School started in Simon Fraser in September with two principals, two groups of teachers, and two timetables, according to the needs of the two groups of students. Parents looking for the Elementary Principal's office were conducted to a windowless broom closet on the second floor. The enrollment continued to grow and new elementary classrooms had to be interspersed with those housing the junior high students. By November, making room for any more students in the Simon Fraser building was becoming almost impossible.
In the meantime, the Dr. Coffin building was beginning to take shape. It was exciting to watch the many innovative ideas for that time become a reality. The classrooms were being built around a central courtyard easily accessed from the corridors and the well-planned library. At least two of the rooms had a folding wall between them to accommodate teachers wishing to work together as a team.

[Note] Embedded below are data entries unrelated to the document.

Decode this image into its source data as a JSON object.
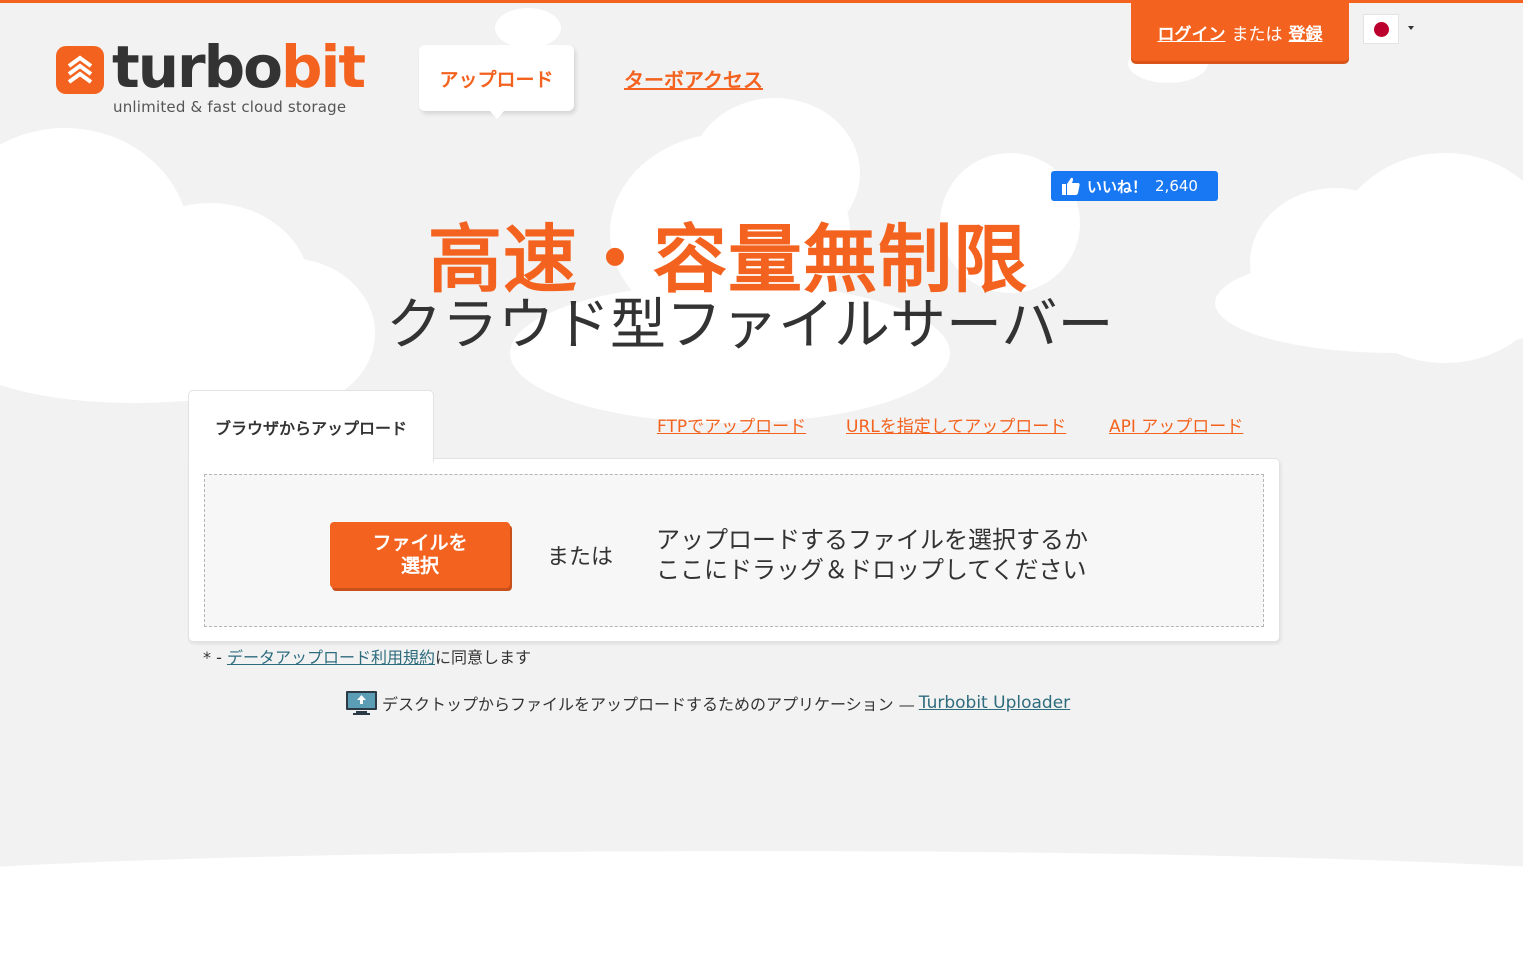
{
  "brand": {
    "name_part1": "turbo",
    "name_part2": "bit",
    "tagline": "unlimited & fast cloud storage",
    "accent_color": "#f3631f"
  },
  "nav": {
    "upload_label": "アップロード",
    "turbo_access_label": "ターボアクセス"
  },
  "auth": {
    "login_label": "ログイン",
    "or_label": "または",
    "register_label": "登録"
  },
  "language": {
    "current": "Japanese flag",
    "icon": "flag-japan-icon"
  },
  "facebook": {
    "like_label": "いいね！",
    "like_count": "2,640"
  },
  "hero": {
    "headline": "高速・容量無制限",
    "subheadline": "クラウド型ファイルサーバー"
  },
  "upload_tabs": {
    "browser": "ブラウザからアップロード",
    "ftp": "FTPでアップロード",
    "url": "URLを指定してアップロード",
    "api": "API アップロード"
  },
  "dropzone": {
    "choose_line1": "ファイルを",
    "choose_line2": "選択",
    "or_label": "または",
    "hint_line1": "アップロードするファイルを選択するか",
    "hint_line2": "ここにドラッグ＆ドロップしてください"
  },
  "terms": {
    "prefix": "* - ",
    "link": "データアップロード利用規約",
    "suffix": "に同意します"
  },
  "app": {
    "text": "デスクトップからファイルをアップロードするためのアプリケーション — ",
    "link": "Turbobit Uploader"
  }
}
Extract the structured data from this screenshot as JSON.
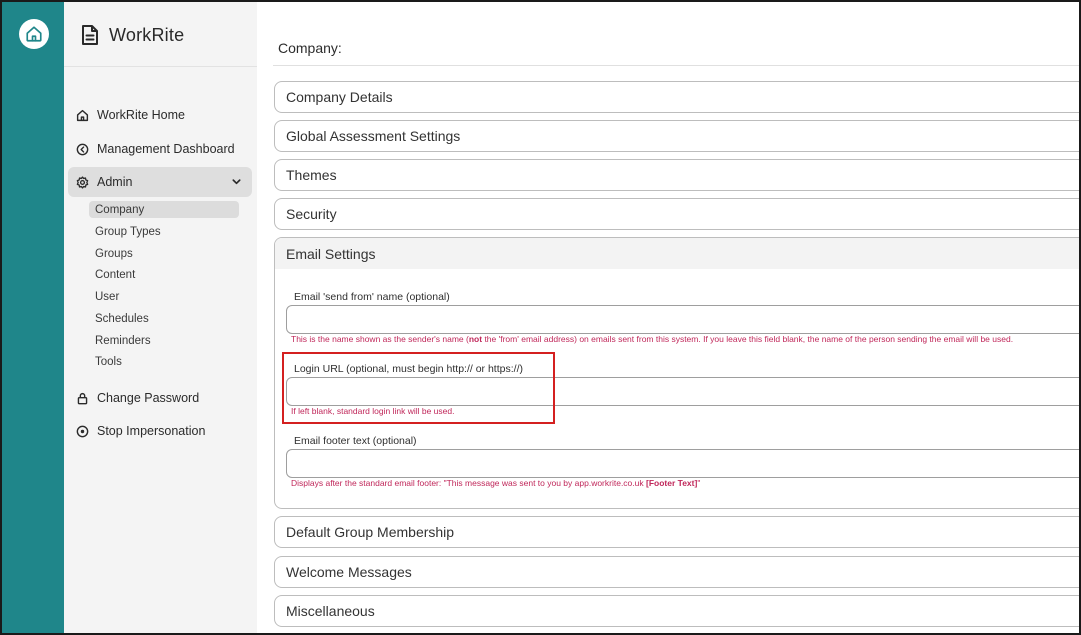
{
  "app": {
    "name": "WorkRite"
  },
  "sidebar": {
    "items": [
      {
        "label": "WorkRite Home",
        "icon": "house-icon"
      },
      {
        "label": "Management Dashboard",
        "icon": "back-circle-icon"
      },
      {
        "label": "Admin",
        "icon": "gear-icon",
        "expanded": true
      },
      {
        "label": "Change Password",
        "icon": "lock-icon"
      },
      {
        "label": "Stop Impersonation",
        "icon": "stop-circle-icon"
      }
    ],
    "admin_sub": [
      "Company",
      "Group Types",
      "Groups",
      "Content",
      "User",
      "Schedules",
      "Reminders",
      "Tools"
    ],
    "active_sub": "Company"
  },
  "main": {
    "title": "Company:",
    "panels_top": [
      "Company Details",
      "Global Assessment Settings",
      "Themes",
      "Security"
    ],
    "email_panel": {
      "title": "Email Settings",
      "send_from": {
        "label": "Email 'send from' name (optional)",
        "value": "",
        "help_pre": "This is the name shown as the sender's name (",
        "help_bold": "not",
        "help_post": " the 'from' email address) on emails sent from this system. If you leave this field blank, the name of the person sending the email will be used."
      },
      "login_url": {
        "label": "Login URL (optional, must begin http:// or https://)",
        "value": "",
        "help": "If left blank, standard login link will be used."
      },
      "footer": {
        "label": "Email footer text (optional)",
        "value": "",
        "help_pre": "Displays after the standard email footer: \"This message was sent to you by app.workrite.co.uk ",
        "help_bold": "[Footer Text]",
        "help_post": "\""
      }
    },
    "panels_bottom": [
      "Default Group Membership",
      "Welcome Messages",
      "Miscellaneous"
    ]
  },
  "colors": {
    "rail": "#1f868a",
    "help_text": "#c0275a",
    "highlight": "#d42020"
  }
}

It must have been some time in November when I requested that we move into the unfinished building as soon as the classrooms were ready, despite the work on the auditorium and other ancillary areas having to continue around us. The request was granted and the decision was made to move right after the Christmas break. In that era schools were never closed, even for blizzards or other legitimate reasons, and so a further request was denied for a day or two in which to make the move.
Dr. E.W. Coffin School circa 1975
Therefore, we transferred from the one school to the other on our own time. First we went to the new building after work one day and allotted and numbered the classrooms. Then the children did what they could to help their teachers pack and number their boxes of books and supplies so that they matched the numbers on the classroom doors, On the Thursday the movers came during the Christmas holidays, all of the teachers spent the day at the new school unpacking supplies and getting ready for the January reopening. I still look back with admiration and respect to this group of hard-working dedicated teachers, at least one of who had foregone special plans for that Christmas break.
I wonder how many former students remember their first day in the new school. It must have been a traumatic day for some, but I don’t recall many complaints. We had been given two additional teachers, thus making it necessary to redistribute the eleven over-crowded classes among thirteen classrooms. Not having the auditorium available, the children lined up outside the building. Each teacher read out the names of his or her pupils from a list of carefully prepared beforehand and then led his charges to the new classroom. By 9:30 only the workmen were left in the halls to greet Mr. Geiger, the kindly elementary superintendent, who arrived to help with the anticipated chaos.
The school continued to grow, numbering over 400 students at its peak. it was officially opened in the spring of 1967 with the unveiling of a picture of Dr. E.W. Coffin for whom it had been named. It was at that time that the architects donated the school mascot, the imaginative metal sculpture of a big bird, which spent it first years over-looking the work of students on hot days in the courtyard.
Perhaps thus was begun a tradition which continued at least during the six years I was with the school. Each year they chose from a collection of paintings submitted by local artists. Another year it was a sculpture that appealed to the majority of them. When I left the school for a year of study at the University of London my contribution was mountain oil painting done by Margaret Marshall, educator and artist in her own right.
All of this was lost in the devastating fire during Christmas break, 1974. Like many others living I the area I stood at my window looking with sorrow and horror at the following smoke that marked the end of the Dr. E.W. Coffin School.